Chromatin dynamics and gene expression profiles during cranial bone regeneration in Xenopus tropicalis. Xenopus tropicalis

The goal of this study was to identify chromatin regions that are specifically open during Xenopus tropicalis cranial bone regeneration. ATAC-Seq and RNA-Seq data were obtained and compared between two developing and two regenerating skeletal tissues. Regarding skeletal development, we used (i) osteogenic mesenchyme obtained from a thin membrane located between the skin and the brain in stage NF50 tadpoles and (ii), uncultured native osteoblasts freshly extracted from the fully developed frontoparietal bone (calvaria) of stage NF60 tadpoles. Regarding skeletal regeneration, we used (i) the early regeneration plug (non-mineralized and mainly consisting of blood vessels and mesenchymal cells) obtained from the injured cranial region 5 days after it was damaged with a 500 micrometre drill and (ii), the late regeneration plug obtained from the injured cranial region 15 days after it was damaged with a 500 micrometre drill. This plug is covered by a thin layer of regenerated bone. As cranial bone regeneration has mainly been studied in mammalian models, this work is relevant to better understand this process in a broader variety of organisms. By crossing ATAC-seq to RNA-seq data, we identify key genetic regulators of early and late bone regeneration.

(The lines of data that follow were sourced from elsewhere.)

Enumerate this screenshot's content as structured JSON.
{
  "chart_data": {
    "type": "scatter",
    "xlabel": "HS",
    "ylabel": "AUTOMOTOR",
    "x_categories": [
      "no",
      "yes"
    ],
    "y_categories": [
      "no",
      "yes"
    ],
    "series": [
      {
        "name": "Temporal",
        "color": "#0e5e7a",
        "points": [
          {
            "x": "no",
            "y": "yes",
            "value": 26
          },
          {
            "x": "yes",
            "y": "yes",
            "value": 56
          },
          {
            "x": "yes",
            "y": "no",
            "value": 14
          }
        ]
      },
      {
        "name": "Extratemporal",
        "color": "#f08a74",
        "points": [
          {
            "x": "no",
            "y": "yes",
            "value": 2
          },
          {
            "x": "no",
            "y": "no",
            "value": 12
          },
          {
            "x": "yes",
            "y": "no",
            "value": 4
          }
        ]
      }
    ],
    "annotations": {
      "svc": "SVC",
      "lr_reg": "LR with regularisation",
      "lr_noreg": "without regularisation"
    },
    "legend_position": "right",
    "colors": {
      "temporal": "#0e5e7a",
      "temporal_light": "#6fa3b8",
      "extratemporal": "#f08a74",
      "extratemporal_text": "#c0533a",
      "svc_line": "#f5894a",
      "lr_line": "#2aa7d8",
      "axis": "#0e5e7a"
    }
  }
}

本研究旨在鉴定热带爪蟾（Xenopus tropicalis）颅骨再生过程中特异性开放的染色质区域。研究获取并比较了两份发育阶段骨骼组织与两份再生阶段骨骼组织的ATAC测序（ATAC-Seq）与RNA测序（RNA-Seq）数据。针对骨骼发育过程，我们采集了两类样本：① 取自NF50期蝌蚪皮肤与脑组织间薄层膜的成骨间充质；② 从NF60期蝌蚪完全发育的额顶骨（颅盖骨）中新鲜提取的未培养原生成骨细胞。针对骨骼再生过程，我们同样采集了两类样本：① 经500微米钻头钻孔损伤后5天，从受损颅骨区域获取的早期再生栓（未矿化，主要由血管与间充质细胞构成）；② 经500微米钻头钻孔损伤后15天，从受损颅骨区域获取的晚期再生栓，该栓体表面覆盖有薄层再生骨组织。鉴于颅骨再生的研究多集中于哺乳动物模型，本研究可为在更广泛的生物类群中解析该过程提供重要参考。通过联合分析ATAC测序与RNA测序数据，我们鉴定出了调控骨早期与晚期再生的关键遗传调节因子。